FTX was a cryptocurrency exchange that was worth north of $32 billion before it abruptly collapsed in November.

Sharp rise in fines

Data from Fenergo, to be released publicly in a report on March 8, shows that crypto penalties issued by US regulators rose sharply in 2022. The SEC’s $100 million fine on BlockFi, the US Treasury’s fine on Bittrex for just under $30 million, and Robinhood’s fine of $30 million all contributed.

Overall, fines levied on financial firms increased by 151% to around $3 billion; crypto-related fines accounted for almost 90% of that rise, Fenergo said in a press release.

MiCA in the EU

For Hess and Shapiro, the risk of US regulators taking a hardline stance while other jurisdictions appear to be taking a softer approach, is that it could lead to innovative projects moving to those regions instead.

“From a securities enforcement perspective, the US is certainly not the country any new projects should be targeting for issuing unregistered tokens,” Hess said. “The EU’s Market in Crypto Assets (MiCA) regulation is way ahead of the US in setting an operable framework.”.

While SEC Chair Gary Gensler sees the existing securities framework in the US as adequate for regulating crypto and decentralised finance, EU lawmakers have created MiCA as a framework specifically tailored for crypto assets.
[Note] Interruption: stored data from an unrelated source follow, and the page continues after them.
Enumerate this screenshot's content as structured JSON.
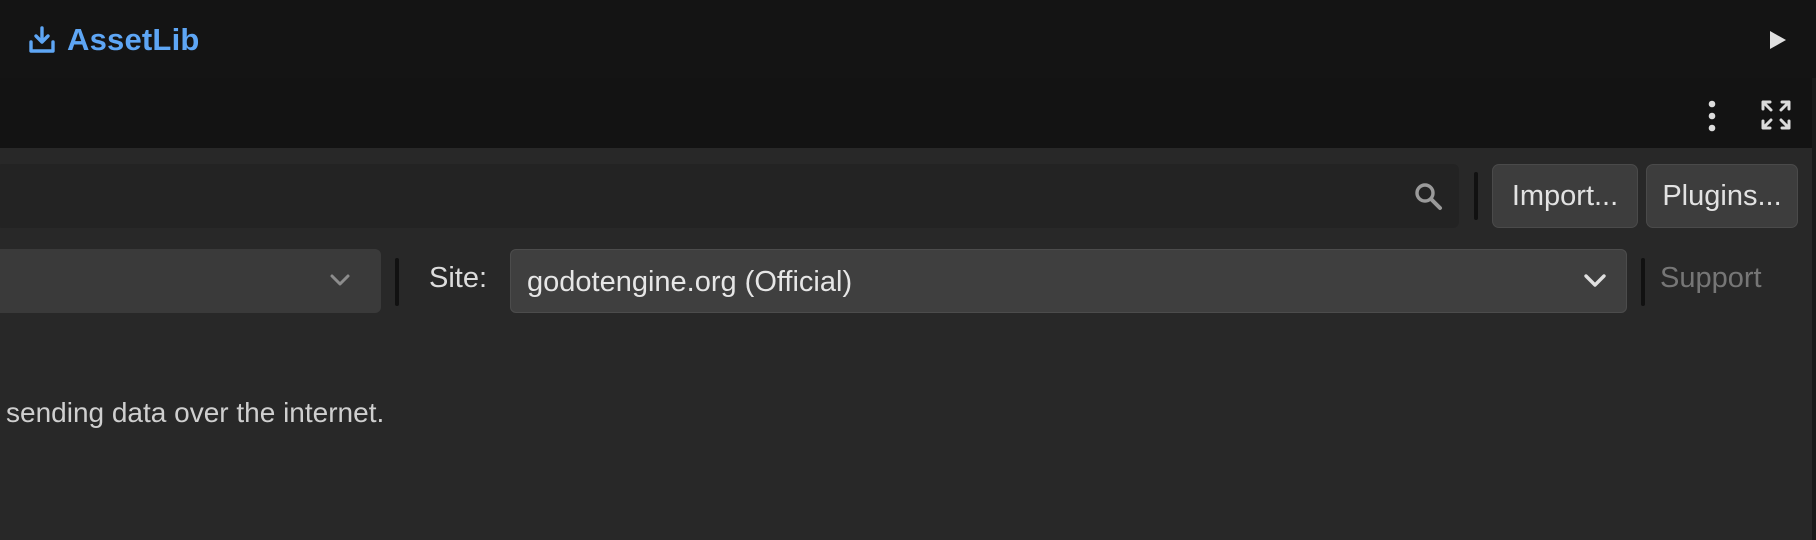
{
  "header": {
    "active_tab": "AssetLib",
    "colors": {
      "accent": "#5ea6f5"
    }
  },
  "toolbar": {
    "play_icon": "play-icon",
    "menu_icon": "kebab-menu-icon",
    "fullscreen_icon": "fullscreen-icon"
  },
  "search": {
    "value": "",
    "placeholder": "",
    "icon": "search-icon"
  },
  "actions": {
    "import_label": "Import...",
    "plugins_label": "Plugins..."
  },
  "filters": {
    "left_dropdown_value": "",
    "site_label": "Site:",
    "site_value": "godotengine.org (Official)",
    "support_label": "Support"
  },
  "notice": {
    "text": "sending data over the internet."
  }
}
The EU is due to vote on the proposal in April.

Shapiro said that the US, as the world’s financial superpower, takes a more risk-averse approach to crypto, whereas countries like the UK and Japan feel they have more to gain from new opportunities.

“US politicians and regulators view US capital markets as ‘blue chip’ and believe they should be gated to only allow for the ‘highest quality’ assets, products and services,” he said.

“They would rather preserve the safety and integrity of the current markets and lose some opportunities doing so than allow risks.”